Social Media ETFs Off to Slow Start

NEW YORK ( TheStreet) -- This week, Global X, a boutique fund provider, unveiled the first ever ETF designed to provide investors with dedicated exposure to the burgeoning social media industry. While the firm may be hoping for Facebook-like success with this new launch, it is likely going to take some time before the fund becomes anything to tweet home about.

In the same way that many ETF sponsors looking for new ways to target the bond market have opted to launch foreign debt-backed products , niche corners of the technology sector have become a popular theme among those looking to construct equity-tracking ETFs.

First Trust has been leading the push. The brand new Global X Social Media ETF ( SOCL) follows the introductions of products such as First Trust NASDAQ CEA Smartphone Index Fund ( FONE) and the First Trust ISE Cloud Computing Index Fund ( SKYY).

So far, the performance of these ETF newcomers has been mixed. While SKYY has managed to gather some respectable interest, the same can not be said for the smartphone ETF. Despite being available since mid-February, the fund's average daily trading volume has remained weak, failing to surpass the 2000 level. During late Wednesday trading, SOCL's volume stood at over 21,000. However, it will likely take longer to determine where this fund eventually falls on this range.

As I've explained in the past, I see potential in the social media realm. Ultimately, however, I would encourage conservative investors to avoid the lure of SOCL at this time.

Aside from the uncertainty surrounding the fund's ability to gather and sustain interest, in looking at SOCL's breakdown, it is likely that those that have not been closely following the proliferation of social media around the globe may be left scratching their heads here.

Domestic investors may be familiar and well-versed with the services provided by household names like Facebook, Twitter, LinkedIn ( LNKD) (LNKD), Google +, and Groupon ( GRPN).

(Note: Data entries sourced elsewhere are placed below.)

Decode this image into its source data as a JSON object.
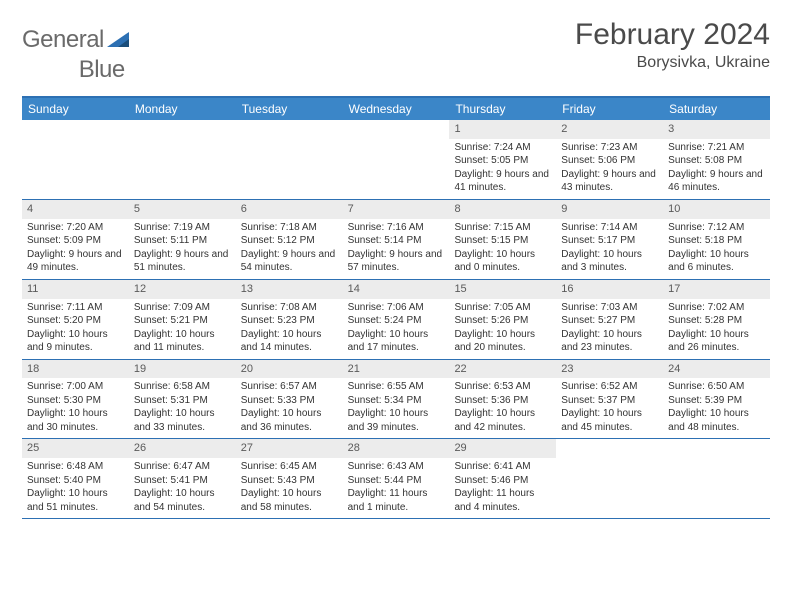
{
  "logo": {
    "word1": "General",
    "word2": "Blue"
  },
  "title": "February 2024",
  "location": "Borysivka, Ukraine",
  "day_headers": [
    "Sunday",
    "Monday",
    "Tuesday",
    "Wednesday",
    "Thursday",
    "Friday",
    "Saturday"
  ],
  "colors": {
    "header_bg": "#3b86c8",
    "border": "#2d70b3",
    "daynum_bg": "#ececec",
    "text_dark": "#333333",
    "text_mid": "#4a4a4a",
    "text_logo": "#6a6a6a",
    "logo_accent": "#2d70b3"
  },
  "weeks": [
    [
      {
        "n": "",
        "sr": "",
        "ss": "",
        "dl": ""
      },
      {
        "n": "",
        "sr": "",
        "ss": "",
        "dl": ""
      },
      {
        "n": "",
        "sr": "",
        "ss": "",
        "dl": ""
      },
      {
        "n": "",
        "sr": "",
        "ss": "",
        "dl": ""
      },
      {
        "n": "1",
        "sr": "Sunrise: 7:24 AM",
        "ss": "Sunset: 5:05 PM",
        "dl": "Daylight: 9 hours and 41 minutes."
      },
      {
        "n": "2",
        "sr": "Sunrise: 7:23 AM",
        "ss": "Sunset: 5:06 PM",
        "dl": "Daylight: 9 hours and 43 minutes."
      },
      {
        "n": "3",
        "sr": "Sunrise: 7:21 AM",
        "ss": "Sunset: 5:08 PM",
        "dl": "Daylight: 9 hours and 46 minutes."
      }
    ],
    [
      {
        "n": "4",
        "sr": "Sunrise: 7:20 AM",
        "ss": "Sunset: 5:09 PM",
        "dl": "Daylight: 9 hours and 49 minutes."
      },
      {
        "n": "5",
        "sr": "Sunrise: 7:19 AM",
        "ss": "Sunset: 5:11 PM",
        "dl": "Daylight: 9 hours and 51 minutes."
      },
      {
        "n": "6",
        "sr": "Sunrise: 7:18 AM",
        "ss": "Sunset: 5:12 PM",
        "dl": "Daylight: 9 hours and 54 minutes."
      },
      {
        "n": "7",
        "sr": "Sunrise: 7:16 AM",
        "ss": "Sunset: 5:14 PM",
        "dl": "Daylight: 9 hours and 57 minutes."
      },
      {
        "n": "8",
        "sr": "Sunrise: 7:15 AM",
        "ss": "Sunset: 5:15 PM",
        "dl": "Daylight: 10 hours and 0 minutes."
      },
      {
        "n": "9",
        "sr": "Sunrise: 7:14 AM",
        "ss": "Sunset: 5:17 PM",
        "dl": "Daylight: 10 hours and 3 minutes."
      },
      {
        "n": "10",
        "sr": "Sunrise: 7:12 AM",
        "ss": "Sunset: 5:18 PM",
        "dl": "Daylight: 10 hours and 6 minutes."
      }
    ],
    [
      {
        "n": "11",
        "sr": "Sunrise: 7:11 AM",
        "ss": "Sunset: 5:20 PM",
        "dl": "Daylight: 10 hours and 9 minutes."
      },
      {
        "n": "12",
        "sr": "Sunrise: 7:09 AM",
        "ss": "Sunset: 5:21 PM",
        "dl": "Daylight: 10 hours and 11 minutes."
      },
      {
        "n": "13",
        "sr": "Sunrise: 7:08 AM",
        "ss": "Sunset: 5:23 PM",
        "dl": "Daylight: 10 hours and 14 minutes."
      },
      {
        "n": "14",
        "sr": "Sunrise: 7:06 AM",
        "ss": "Sunset: 5:24 PM",
        "dl": "Daylight: 10 hours and 17 minutes."
      },
      {
        "n": "15",
        "sr": "Sunrise: 7:05 AM",
        "ss": "Sunset: 5:26 PM",
        "dl": "Daylight: 10 hours and 20 minutes."
      },
      {
        "n": "16",
        "sr": "Sunrise: 7:03 AM",
        "ss": "Sunset: 5:27 PM",
        "dl": "Daylight: 10 hours and 23 minutes."
      },
      {
        "n": "17",
        "sr": "Sunrise: 7:02 AM",
        "ss": "Sunset: 5:28 PM",
        "dl": "Daylight: 10 hours and 26 minutes."
      }
    ],
    [
      {
        "n": "18",
        "sr": "Sunrise: 7:00 AM",
        "ss": "Sunset: 5:30 PM",
        "dl": "Daylight: 10 hours and 30 minutes."
      },
      {
        "n": "19",
        "sr": "Sunrise: 6:58 AM",
        "ss": "Sunset: 5:31 PM",
        "dl": "Daylight: 10 hours and 33 minutes."
      },
      {
        "n": "20",
        "sr": "Sunrise: 6:57 AM",
        "ss": "Sunset: 5:33 PM",
        "dl": "Daylight: 10 hours and 36 minutes."
      },
      {
        "n": "21",
        "sr": "Sunrise: 6:55 AM",
        "ss": "Sunset: 5:34 PM",
        "dl": "Daylight: 10 hours and 39 minutes."
      },
      {
        "n": "22",
        "sr": "Sunrise: 6:53 AM",
        "ss": "Sunset: 5:36 PM",
        "dl": "Daylight: 10 hours and 42 minutes."
      },
      {
        "n": "23",
        "sr": "Sunrise: 6:52 AM",
        "ss": "Sunset: 5:37 PM",
        "dl": "Daylight: 10 hours and 45 minutes."
      },
      {
        "n": "24",
        "sr": "Sunrise: 6:50 AM",
        "ss": "Sunset: 5:39 PM",
        "dl": "Daylight: 10 hours and 48 minutes."
      }
    ],
    [
      {
        "n": "25",
        "sr": "Sunrise: 6:48 AM",
        "ss": "Sunset: 5:40 PM",
        "dl": "Daylight: 10 hours and 51 minutes."
      },
      {
        "n": "26",
        "sr": "Sunrise: 6:47 AM",
        "ss": "Sunset: 5:41 PM",
        "dl": "Daylight: 10 hours and 54 minutes."
      },
      {
        "n": "27",
        "sr": "Sunrise: 6:45 AM",
        "ss": "Sunset: 5:43 PM",
        "dl": "Daylight: 10 hours and 58 minutes."
      },
      {
        "n": "28",
        "sr": "Sunrise: 6:43 AM",
        "ss": "Sunset: 5:44 PM",
        "dl": "Daylight: 11 hours and 1 minute."
      },
      {
        "n": "29",
        "sr": "Sunrise: 6:41 AM",
        "ss": "Sunset: 5:46 PM",
        "dl": "Daylight: 11 hours and 4 minutes."
      },
      {
        "n": "",
        "sr": "",
        "ss": "",
        "dl": ""
      },
      {
        "n": "",
        "sr": "",
        "ss": "",
        "dl": ""
      }
    ]
  ]
}
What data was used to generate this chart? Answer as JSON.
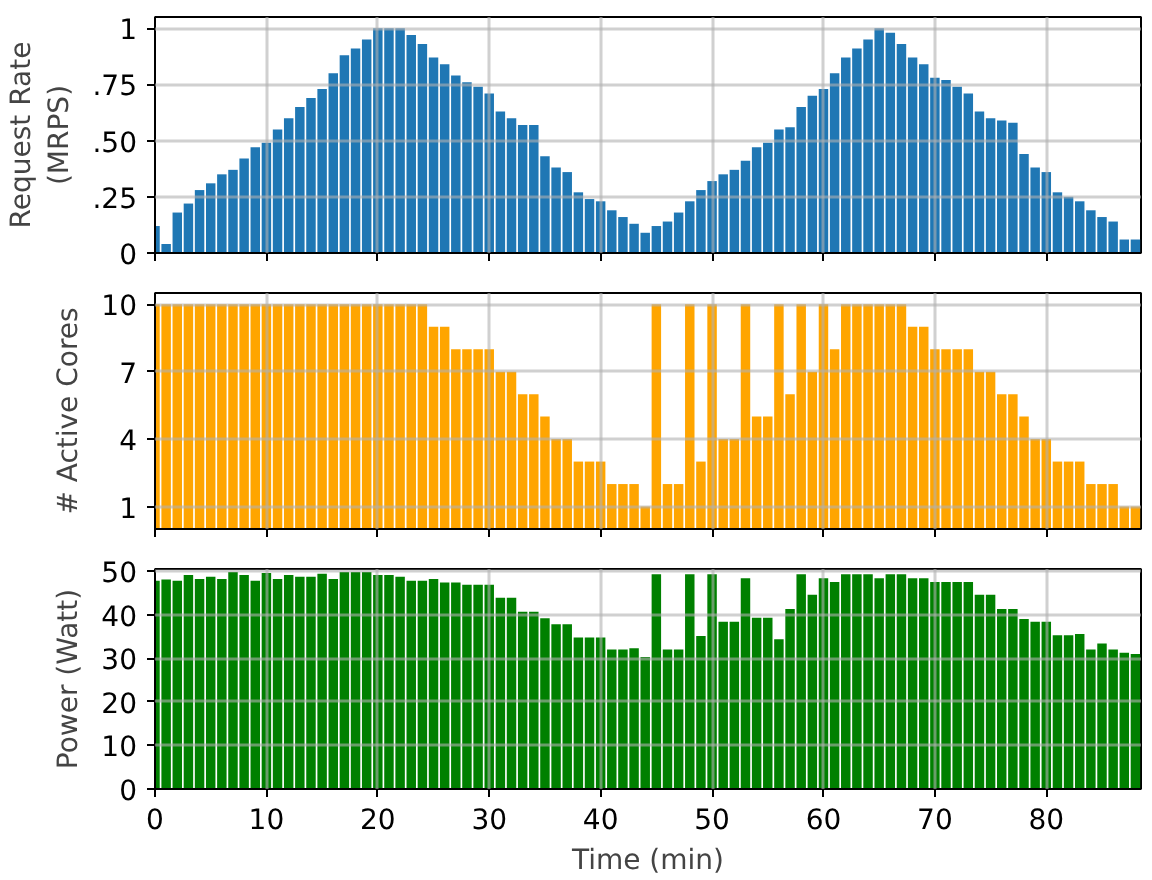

Unfortunately, the largest percentage of the fund's index is comprised of firms outside the U.S. Investors will have to understand how individuals from around the globe utilize social media in order to fully understand SOCL.

China, in particular, will be of utmost importance. According to the fund's fact sheet, names including Tencent Holdings, Sina ( SINA) and Netease ( NTES) are three of the fund's top 10 positions, each accounting for a 10% slice of its assets. In total, Chinese firms account for close to 40% of its index.

Google and Groupon are the largest holdings from the United States, each accounting for less than 5% of SOCL's portfolio. LinkedIn, meanwhile, is nowhere to be found among the fund's top ten holdings.

Ultimately, for conservative investors, there are other more-liquid and less-top-heavy ways to take advantage of the growing presence of social media. The First Trust Dow Jones Internet Index Fund ( FDN) is one product I've pointed to as being a promising play on this industry.

FDN's direct exposure to social media names is limited. However, with extensive exposure to Google, Amazon ( AMZN), eBay ( EBAY) and other Internet household names, the fund is in a strong position to profit as social media helps to further engrain the internet into our daily lives.

Written by Don Dion in Williamstown, Mass.


At the time of publication, Dion Money Management owned the First Trust Dow Jones Internet Index Fund.